By John Salak –
Thanksgiving and turkey are pretty much synonymous. Think Beyonce and Jay-Z, baseball and hot dogs, Christmas and Santa and gin and tonic. Just how many birds go to turkey heaven on Thanksgiving? More than 46 million, which in turn will serve 86 percent of Americans that day.
Vegan and other alternatives aside, the biggest question facing Thanksgiving chefs is exactly what type of turkey they should put in their oven in terms of nutrition and taste. It basically comes down to your traditional big brand turkey (think Butterball) or the increasingly popular organic alternatives.
Just to be clear, organic turkeys, which have USDA Organic label, are a lot more expensive than a traditional farm-raised birds. A Butterball turkey sells for less than 90 cents a pound. Organic turkeys can go four, five up to 10 times higher in price depending on the brand.
Let’s skip the fact that buying organic is trendy. It is. But justifying the rational for paying more just to be chic needs to be examined elsewhere. On the nutritional and wellbeing front, Consumer Reports claims one benefit of organic turkeys is that they are not given antibiotics. Antibiotics in animals is increasingly frowned on because it is believed to be a major cause of the growth in antibiotic resistance in people. Effectively, this resistance undermines the ability of antibiotics to fight infections and their related illnesses.

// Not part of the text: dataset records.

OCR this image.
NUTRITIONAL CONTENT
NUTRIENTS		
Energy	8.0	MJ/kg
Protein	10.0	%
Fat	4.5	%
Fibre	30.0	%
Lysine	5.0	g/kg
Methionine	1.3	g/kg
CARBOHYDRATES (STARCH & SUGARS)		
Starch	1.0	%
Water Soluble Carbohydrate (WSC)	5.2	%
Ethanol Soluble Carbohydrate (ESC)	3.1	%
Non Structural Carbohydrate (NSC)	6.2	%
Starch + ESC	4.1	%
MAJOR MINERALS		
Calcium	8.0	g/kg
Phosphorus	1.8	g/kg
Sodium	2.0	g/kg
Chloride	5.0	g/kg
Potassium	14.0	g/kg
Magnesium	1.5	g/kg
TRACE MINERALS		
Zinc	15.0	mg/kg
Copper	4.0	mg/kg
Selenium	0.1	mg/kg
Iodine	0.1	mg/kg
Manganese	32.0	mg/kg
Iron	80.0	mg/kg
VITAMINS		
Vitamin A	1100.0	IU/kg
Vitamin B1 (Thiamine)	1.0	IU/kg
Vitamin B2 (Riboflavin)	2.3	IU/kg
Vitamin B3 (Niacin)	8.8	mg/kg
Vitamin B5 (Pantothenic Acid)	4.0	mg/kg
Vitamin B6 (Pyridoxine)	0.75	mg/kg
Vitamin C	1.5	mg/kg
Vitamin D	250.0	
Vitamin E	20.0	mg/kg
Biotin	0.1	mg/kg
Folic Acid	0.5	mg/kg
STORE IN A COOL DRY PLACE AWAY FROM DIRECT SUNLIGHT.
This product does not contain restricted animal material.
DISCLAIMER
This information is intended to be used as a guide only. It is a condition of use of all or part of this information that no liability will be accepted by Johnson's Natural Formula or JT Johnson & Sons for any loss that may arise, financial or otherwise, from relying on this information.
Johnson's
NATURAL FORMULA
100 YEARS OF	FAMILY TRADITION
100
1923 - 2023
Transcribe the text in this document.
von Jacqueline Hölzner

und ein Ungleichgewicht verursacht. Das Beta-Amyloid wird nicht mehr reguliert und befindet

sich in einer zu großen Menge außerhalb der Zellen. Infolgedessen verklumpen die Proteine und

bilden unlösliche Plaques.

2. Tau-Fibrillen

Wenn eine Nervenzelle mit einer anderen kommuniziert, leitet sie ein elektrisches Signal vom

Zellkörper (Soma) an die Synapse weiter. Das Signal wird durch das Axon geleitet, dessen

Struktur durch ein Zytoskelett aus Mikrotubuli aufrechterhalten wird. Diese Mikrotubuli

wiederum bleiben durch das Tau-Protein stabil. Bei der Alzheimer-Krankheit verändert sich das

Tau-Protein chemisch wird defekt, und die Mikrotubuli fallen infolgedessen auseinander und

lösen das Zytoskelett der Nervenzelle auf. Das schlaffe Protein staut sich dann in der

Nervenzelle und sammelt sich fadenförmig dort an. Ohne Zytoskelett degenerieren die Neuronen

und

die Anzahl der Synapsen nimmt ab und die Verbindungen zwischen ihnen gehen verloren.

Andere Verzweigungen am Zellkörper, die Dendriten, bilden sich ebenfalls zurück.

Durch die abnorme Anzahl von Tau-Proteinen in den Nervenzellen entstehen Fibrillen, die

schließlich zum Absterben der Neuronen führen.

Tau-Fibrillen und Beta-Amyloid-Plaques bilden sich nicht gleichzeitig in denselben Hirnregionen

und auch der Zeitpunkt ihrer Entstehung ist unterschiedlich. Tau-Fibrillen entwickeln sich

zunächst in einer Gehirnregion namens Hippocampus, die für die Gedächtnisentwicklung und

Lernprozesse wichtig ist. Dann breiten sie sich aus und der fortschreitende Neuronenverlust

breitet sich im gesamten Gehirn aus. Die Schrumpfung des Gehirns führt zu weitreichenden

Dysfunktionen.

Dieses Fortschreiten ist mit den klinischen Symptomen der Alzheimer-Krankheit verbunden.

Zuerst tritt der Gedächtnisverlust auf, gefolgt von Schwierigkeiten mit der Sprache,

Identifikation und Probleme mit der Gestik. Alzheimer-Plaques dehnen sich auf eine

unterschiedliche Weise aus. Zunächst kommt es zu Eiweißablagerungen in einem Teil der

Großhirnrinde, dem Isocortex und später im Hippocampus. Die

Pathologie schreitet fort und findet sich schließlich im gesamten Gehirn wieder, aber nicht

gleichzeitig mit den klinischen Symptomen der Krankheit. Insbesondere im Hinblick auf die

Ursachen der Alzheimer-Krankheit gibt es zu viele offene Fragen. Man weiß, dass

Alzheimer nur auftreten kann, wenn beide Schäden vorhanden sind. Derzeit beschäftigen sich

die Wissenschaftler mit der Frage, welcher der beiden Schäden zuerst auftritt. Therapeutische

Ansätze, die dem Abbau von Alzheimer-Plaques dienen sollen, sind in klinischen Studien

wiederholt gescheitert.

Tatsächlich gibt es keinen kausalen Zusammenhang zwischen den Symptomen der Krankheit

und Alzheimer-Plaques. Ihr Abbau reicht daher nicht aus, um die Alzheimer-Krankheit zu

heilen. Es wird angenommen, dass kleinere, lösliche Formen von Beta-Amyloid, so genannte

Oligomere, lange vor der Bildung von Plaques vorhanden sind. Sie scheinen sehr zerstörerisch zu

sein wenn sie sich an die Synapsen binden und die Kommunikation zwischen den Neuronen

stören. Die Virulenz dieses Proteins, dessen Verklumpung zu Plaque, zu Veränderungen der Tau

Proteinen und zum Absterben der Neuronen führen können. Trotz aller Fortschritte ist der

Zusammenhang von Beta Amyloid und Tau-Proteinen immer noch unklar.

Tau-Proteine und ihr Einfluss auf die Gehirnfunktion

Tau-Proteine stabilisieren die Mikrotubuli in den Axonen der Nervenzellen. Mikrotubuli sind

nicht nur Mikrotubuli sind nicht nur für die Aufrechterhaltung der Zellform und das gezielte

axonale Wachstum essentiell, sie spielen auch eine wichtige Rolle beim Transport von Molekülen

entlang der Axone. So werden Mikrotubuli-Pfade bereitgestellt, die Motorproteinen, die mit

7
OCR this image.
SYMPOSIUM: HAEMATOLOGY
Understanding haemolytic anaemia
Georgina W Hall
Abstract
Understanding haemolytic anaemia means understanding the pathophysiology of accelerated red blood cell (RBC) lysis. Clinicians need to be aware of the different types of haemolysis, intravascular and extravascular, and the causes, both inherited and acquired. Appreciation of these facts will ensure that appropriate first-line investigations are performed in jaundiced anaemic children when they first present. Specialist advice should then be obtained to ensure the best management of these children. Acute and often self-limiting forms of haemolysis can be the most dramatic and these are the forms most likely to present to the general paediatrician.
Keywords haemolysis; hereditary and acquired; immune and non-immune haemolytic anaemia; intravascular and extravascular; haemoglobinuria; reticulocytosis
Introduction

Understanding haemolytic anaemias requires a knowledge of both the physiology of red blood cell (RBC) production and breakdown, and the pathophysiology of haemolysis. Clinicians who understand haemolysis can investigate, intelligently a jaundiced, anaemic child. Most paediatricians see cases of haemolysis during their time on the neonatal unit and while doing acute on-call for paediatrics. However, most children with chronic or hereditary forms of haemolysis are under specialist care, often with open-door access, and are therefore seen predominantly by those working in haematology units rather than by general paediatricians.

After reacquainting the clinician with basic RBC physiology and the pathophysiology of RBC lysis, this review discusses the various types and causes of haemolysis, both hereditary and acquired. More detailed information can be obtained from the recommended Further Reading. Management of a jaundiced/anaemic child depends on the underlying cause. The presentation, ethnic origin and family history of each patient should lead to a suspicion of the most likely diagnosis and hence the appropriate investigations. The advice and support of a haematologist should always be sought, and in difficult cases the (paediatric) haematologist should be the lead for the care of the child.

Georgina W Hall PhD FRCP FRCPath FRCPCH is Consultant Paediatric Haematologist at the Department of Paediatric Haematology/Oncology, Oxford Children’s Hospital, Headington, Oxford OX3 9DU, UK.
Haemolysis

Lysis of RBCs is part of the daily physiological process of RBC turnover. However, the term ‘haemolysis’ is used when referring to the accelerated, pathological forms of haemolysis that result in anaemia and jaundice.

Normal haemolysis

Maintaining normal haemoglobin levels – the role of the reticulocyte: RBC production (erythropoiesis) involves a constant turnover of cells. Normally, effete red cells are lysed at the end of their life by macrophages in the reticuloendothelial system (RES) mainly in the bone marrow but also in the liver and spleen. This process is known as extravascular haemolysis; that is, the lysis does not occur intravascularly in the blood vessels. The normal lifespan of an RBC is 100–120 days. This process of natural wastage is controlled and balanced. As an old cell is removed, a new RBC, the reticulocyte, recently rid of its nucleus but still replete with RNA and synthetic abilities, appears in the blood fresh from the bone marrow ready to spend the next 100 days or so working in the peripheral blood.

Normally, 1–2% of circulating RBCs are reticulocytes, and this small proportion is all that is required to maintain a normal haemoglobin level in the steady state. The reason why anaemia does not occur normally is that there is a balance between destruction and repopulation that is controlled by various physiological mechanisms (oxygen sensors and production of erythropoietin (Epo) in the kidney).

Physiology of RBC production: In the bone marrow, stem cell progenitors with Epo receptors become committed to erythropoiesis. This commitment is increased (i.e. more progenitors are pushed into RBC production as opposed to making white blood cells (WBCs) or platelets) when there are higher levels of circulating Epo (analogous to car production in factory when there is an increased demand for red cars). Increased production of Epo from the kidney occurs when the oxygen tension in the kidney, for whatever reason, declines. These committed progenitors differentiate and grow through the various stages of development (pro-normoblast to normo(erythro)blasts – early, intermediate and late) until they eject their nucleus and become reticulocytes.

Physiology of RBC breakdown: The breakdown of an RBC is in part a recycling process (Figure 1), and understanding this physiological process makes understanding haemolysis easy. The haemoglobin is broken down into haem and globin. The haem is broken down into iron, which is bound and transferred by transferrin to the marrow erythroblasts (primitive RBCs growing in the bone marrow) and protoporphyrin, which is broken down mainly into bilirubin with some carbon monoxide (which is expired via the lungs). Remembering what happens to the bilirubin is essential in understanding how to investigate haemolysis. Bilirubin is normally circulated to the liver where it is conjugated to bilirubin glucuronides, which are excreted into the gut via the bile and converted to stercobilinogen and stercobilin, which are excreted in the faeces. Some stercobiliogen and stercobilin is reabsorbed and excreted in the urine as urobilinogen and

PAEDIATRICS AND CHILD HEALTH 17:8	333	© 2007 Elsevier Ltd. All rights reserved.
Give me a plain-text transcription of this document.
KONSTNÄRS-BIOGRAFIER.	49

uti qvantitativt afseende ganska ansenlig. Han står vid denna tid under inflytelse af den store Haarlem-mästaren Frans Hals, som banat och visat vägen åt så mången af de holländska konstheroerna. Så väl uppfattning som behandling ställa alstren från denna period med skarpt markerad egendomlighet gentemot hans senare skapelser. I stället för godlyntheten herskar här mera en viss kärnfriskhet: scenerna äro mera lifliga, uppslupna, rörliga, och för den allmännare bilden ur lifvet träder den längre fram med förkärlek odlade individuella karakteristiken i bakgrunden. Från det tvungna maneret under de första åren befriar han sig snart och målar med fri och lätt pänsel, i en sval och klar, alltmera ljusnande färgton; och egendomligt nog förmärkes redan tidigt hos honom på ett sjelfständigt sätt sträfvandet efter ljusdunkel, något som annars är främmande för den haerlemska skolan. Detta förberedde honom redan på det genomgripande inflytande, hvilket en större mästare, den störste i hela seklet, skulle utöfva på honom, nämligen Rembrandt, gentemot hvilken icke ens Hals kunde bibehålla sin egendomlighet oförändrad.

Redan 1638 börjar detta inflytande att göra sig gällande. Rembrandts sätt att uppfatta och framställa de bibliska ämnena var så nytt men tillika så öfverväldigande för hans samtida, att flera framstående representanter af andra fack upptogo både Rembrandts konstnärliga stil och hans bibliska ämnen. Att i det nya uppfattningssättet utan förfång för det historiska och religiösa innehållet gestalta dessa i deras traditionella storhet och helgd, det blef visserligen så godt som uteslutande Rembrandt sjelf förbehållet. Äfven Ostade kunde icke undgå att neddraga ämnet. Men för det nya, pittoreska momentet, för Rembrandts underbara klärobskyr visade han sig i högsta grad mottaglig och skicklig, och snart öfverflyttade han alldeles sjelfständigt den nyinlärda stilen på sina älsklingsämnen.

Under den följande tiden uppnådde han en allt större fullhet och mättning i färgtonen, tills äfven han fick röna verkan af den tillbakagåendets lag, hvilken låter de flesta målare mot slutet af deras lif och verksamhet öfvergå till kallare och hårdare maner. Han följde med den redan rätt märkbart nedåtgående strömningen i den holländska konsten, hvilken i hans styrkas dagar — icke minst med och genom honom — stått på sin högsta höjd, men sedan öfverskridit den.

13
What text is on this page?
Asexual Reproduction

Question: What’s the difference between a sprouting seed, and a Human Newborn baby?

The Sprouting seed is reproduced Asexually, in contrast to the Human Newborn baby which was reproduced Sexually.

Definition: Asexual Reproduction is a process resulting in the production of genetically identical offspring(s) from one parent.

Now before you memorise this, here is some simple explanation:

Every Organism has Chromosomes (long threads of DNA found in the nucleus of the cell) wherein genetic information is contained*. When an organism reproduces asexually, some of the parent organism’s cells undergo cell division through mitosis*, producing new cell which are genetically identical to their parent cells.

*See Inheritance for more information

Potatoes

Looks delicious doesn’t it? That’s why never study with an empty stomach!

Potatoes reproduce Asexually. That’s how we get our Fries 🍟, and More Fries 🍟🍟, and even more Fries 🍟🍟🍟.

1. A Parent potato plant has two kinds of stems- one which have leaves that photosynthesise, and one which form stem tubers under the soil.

If this type of problem resonates with particular consumers, Consumer Reports recommends they should be extremely leery of turkey labels with designations of “antibiotic free,” “no antibiotic residues,” and “no growth-promoting antibiotics.” None of these designations are approved by the USDA.
On a pure nutritional scale, some big brand turkeys are fed a diet high in grain and corn, which may not provide the same bang as free-range organic turkey. Patch.com notes that although these big brand turkeys are less expensive, they can be lower in omega-3 fatty acids and conjugated linoleic acid that can help fight cancer and cardiovascular disease.
Some traditional turkeys also risk having pesticides build up in their fatty tissues that can then be transmitted to consumers. This potentially increases the risk of developing cancer while also possibly having a negative impact on reproductive, nervous and immune systems. Breastcancer.org, in fact, recommends staying away from any foods exposed to pesticides for this reason.
Despite these concerns, which may be legitimate, it is worth noting that eating a standard, big brand turkey is not necessarily a death-defying feat. Millions of Americans have chowed down on tens of millions of these turkeys for decades and lived quite happily to tell the tale. Many big brand turkey producers even have responded to consumer concerns by developing a subset of their birds that are raised without antibiotics. Theses turkeys, however, are not necessarily raised under strict organic guidelines unless they come with a USDA Organic label.
Taste is another key issue when it comes to turkey. Differences, admittedly, abound depending on how birds are raised. But the issue is ultimately subjective, which means that organic or free-range turkeys may not taste better to a particular consumer than that big Butterball on their counter.
The Food Network thankfully offered its own lowdown on turkey tasting. Basted or self-basting birds, for example, are marinated or injected with a solution that the USDA reports includes butter, spices, broth, flavor enhancers and edible fat. The good news is that process helps make a turkey moist and tasty. The less good news is that the bast undoubtedly masks a turkey’s natural taste. Of course, not everyone prefers the natural taste over pre-seasoned turkeys.
Free range turkeys reportedly have their own unique taste because they get to roam around and this builds additional muscle, making the meat “fully flavored and complex,” according to The Food Network. Kosher turkeys, in turn, can have a different taste altogether thanks to the birds being salted and left to drain before washing. The process leaves the turkey’s meat denser and more fully flavored.
Organic turkeys could be called the purest birds on the market. Similar to free range in terms of movement, they also are free of antibiotics and feeds impacted by fertilizers and pesticides. This makes them “potentially the finest and fullest flavored” birds available, The Food Network reports.
Does this mean, price and nutritional considerations aside, they are everyone’s favorite? Not necessarily. Turkey preferences, like wine, scotch and ice cream, are an extremely personal matter.